I dint mention anything, so by default it should be MEMORY_AND_DISK right?

My doubt was, between two different experiments, are the RDDs cached in memory need to be unpersisted???
Or it doesnt matter ?


On Fri, Mar 28, 2014 at 1:43 AM, Syed A. Hashmi <shashmi@cloudera.com> wrote:
Which storage scheme are you using? I am guessing it is MEMORY_ONLY. In large datasets, MEMORY_AND_DISK or MEMORY_AND_DISK_SER work better.

You can call unpersist on an RDD to remove it from Cache though.


On Thu, Mar 27, 2014 at 11:57 AM, Sai Prasanna <ansaiprasanna@gmail.com> wrote:
No i am running on 0.8.1.
Yes i am caching a lot, i am benchmarking a simple code in spark where in 512mb, 1g and 2g text files are taken, some basic intermediate operations are done while the intermediate result which will be used in subsequent operations are cached.

I thought that, we need not manually unpersist, if i need to cache something and if cache is found full, automatically space will be created by evacuating the earlier. Do i need to unpersist?

Moreover, if i run several times, will the previously cached RDDs still remain in the cache? If so can i flush them manually out before the next run? [something like complete cache flush]


On Thu, Mar 27, 2014 at 11:16 PM, Andrew Or <andrew@databricks.com> wrote:
Are you caching a lot of RDD's? If so, maybe you should unpersist() the ones that you're not using. Also, if you're on 0.9, make sure spark.shuffle.spill is enabled (which it is by default).

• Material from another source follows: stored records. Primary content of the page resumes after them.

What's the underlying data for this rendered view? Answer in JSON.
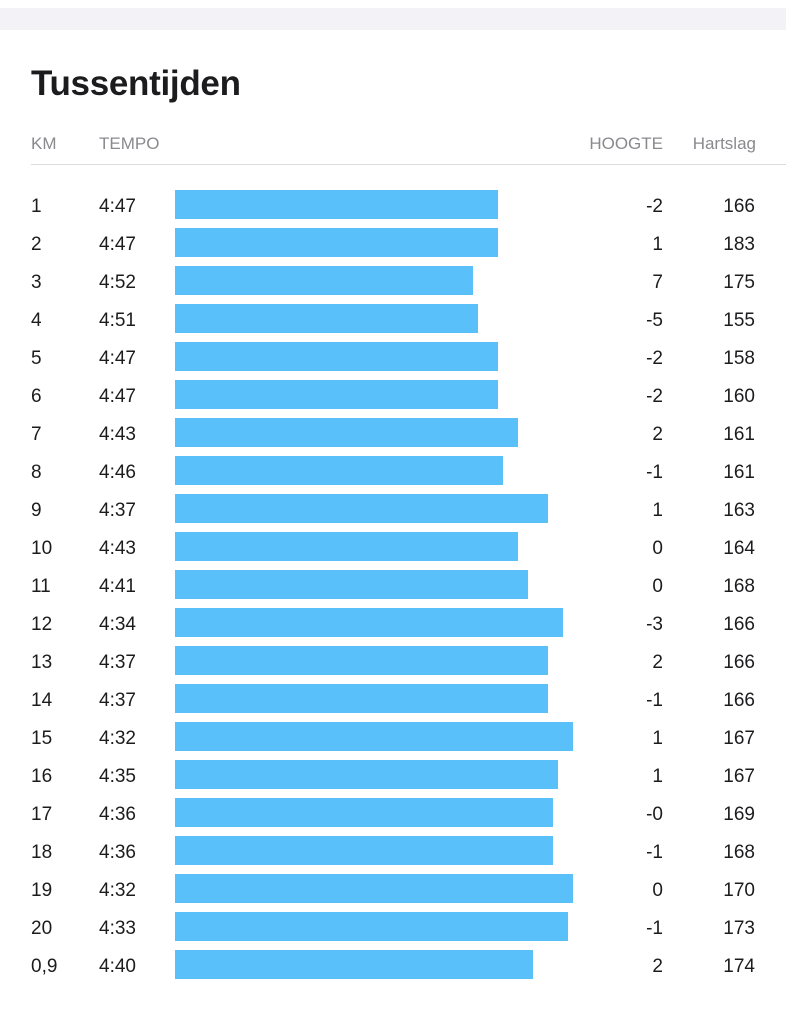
{
  "section": {
    "title": "Tussentijden"
  },
  "columns": {
    "km": "KM",
    "tempo": "TEMPO",
    "hoogte": "HOOGTE",
    "hartslag": "Hartslag"
  },
  "bar_color": "#5ac0f9",
  "splits": [
    {
      "km": "1",
      "tempo": "4:47",
      "hoogte": "-2",
      "hartslag": "166",
      "pace_seconds": 287
    },
    {
      "km": "2",
      "tempo": "4:47",
      "hoogte": "1",
      "hartslag": "183",
      "pace_seconds": 287
    },
    {
      "km": "3",
      "tempo": "4:52",
      "hoogte": "7",
      "hartslag": "175",
      "pace_seconds": 292
    },
    {
      "km": "4",
      "tempo": "4:51",
      "hoogte": "-5",
      "hartslag": "155",
      "pace_seconds": 291
    },
    {
      "km": "5",
      "tempo": "4:47",
      "hoogte": "-2",
      "hartslag": "158",
      "pace_seconds": 287
    },
    {
      "km": "6",
      "tempo": "4:47",
      "hoogte": "-2",
      "hartslag": "160",
      "pace_seconds": 287
    },
    {
      "km": "7",
      "tempo": "4:43",
      "hoogte": "2",
      "hartslag": "161",
      "pace_seconds": 283
    },
    {
      "km": "8",
      "tempo": "4:46",
      "hoogte": "-1",
      "hartslag": "161",
      "pace_seconds": 286
    },
    {
      "km": "9",
      "tempo": "4:37",
      "hoogte": "1",
      "hartslag": "163",
      "pace_seconds": 277
    },
    {
      "km": "10",
      "tempo": "4:43",
      "hoogte": "0",
      "hartslag": "164",
      "pace_seconds": 283
    },
    {
      "km": "11",
      "tempo": "4:41",
      "hoogte": "0",
      "hartslag": "168",
      "pace_seconds": 281
    },
    {
      "km": "12",
      "tempo": "4:34",
      "hoogte": "-3",
      "hartslag": "166",
      "pace_seconds": 274
    },
    {
      "km": "13",
      "tempo": "4:37",
      "hoogte": "2",
      "hartslag": "166",
      "pace_seconds": 277
    },
    {
      "km": "14",
      "tempo": "4:37",
      "hoogte": "-1",
      "hartslag": "166",
      "pace_seconds": 277
    },
    {
      "km": "15",
      "tempo": "4:32",
      "hoogte": "1",
      "hartslag": "167",
      "pace_seconds": 272
    },
    {
      "km": "16",
      "tempo": "4:35",
      "hoogte": "1",
      "hartslag": "167",
      "pace_seconds": 275
    },
    {
      "km": "17",
      "tempo": "4:36",
      "hoogte": "-0",
      "hartslag": "169",
      "pace_seconds": 276
    },
    {
      "km": "18",
      "tempo": "4:36",
      "hoogte": "-1",
      "hartslag": "168",
      "pace_seconds": 276
    },
    {
      "km": "19",
      "tempo": "4:32",
      "hoogte": "0",
      "hartslag": "170",
      "pace_seconds": 272
    },
    {
      "km": "20",
      "tempo": "4:33",
      "hoogte": "-1",
      "hartslag": "173",
      "pace_seconds": 273
    },
    {
      "km": "0,9",
      "tempo": "4:40",
      "hoogte": "2",
      "hartslag": "174",
      "pace_seconds": 280
    }
  ]
}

This allows your application to spill in-memory content to disk if necessary.

How much memory are you giving to your executors? The default, spark.executor.memory is 512m, which is quite low. Consider raising this. Checking the web UI is a good way to figure out your runtime memory usage.


On Thu, Mar 27, 2014 at 9:22 AM, Ognen Duzlevski <ognen@plainvanillagames.com> wrote:
Look at the tuning guide on Spark's webpage for strategies to cope with this.
I have run into quite a few memory issues like these, some are resolved by changing the StorageLevel strategy and employing things like Kryo, some are solved by specifying the number of tasks to break down a given operation into etc.

Ognen


On 3/27/14, 10:21 AM, Sai Prasanna wrote:
"java.lang.OutOfMemoryError: GC overhead limit exceeded"

What is the problem. The same code, i run, one instance it runs in 8 second, next time it takes really long time, say 300-500 seconds...
I see the logs a lot of GC overhead limit exceeded is seen. What should be done ??

Please can someone throw some light on it ??



--
Sai Prasanna. AN
II M.Tech (CS), SSSIHL

Entire water in the ocean can never sink a ship, Unless it gets inside.
All the pressures of life can never hurt you, Unless you let them in.






--
Sai Prasanna. AN
II M.Tech (CS), SSSIHL

Entire water in the ocean can never sink a ship, Unless it gets inside.
All the pressures of life can never hurt you, Unless you let them in.





--
Sai Prasanna. AN
II M.Tech (CS), SSSIHL

Entire water in the ocean can never sink a ship, Unless it gets inside.
All the pressures of life can never hurt you, Unless you let them in.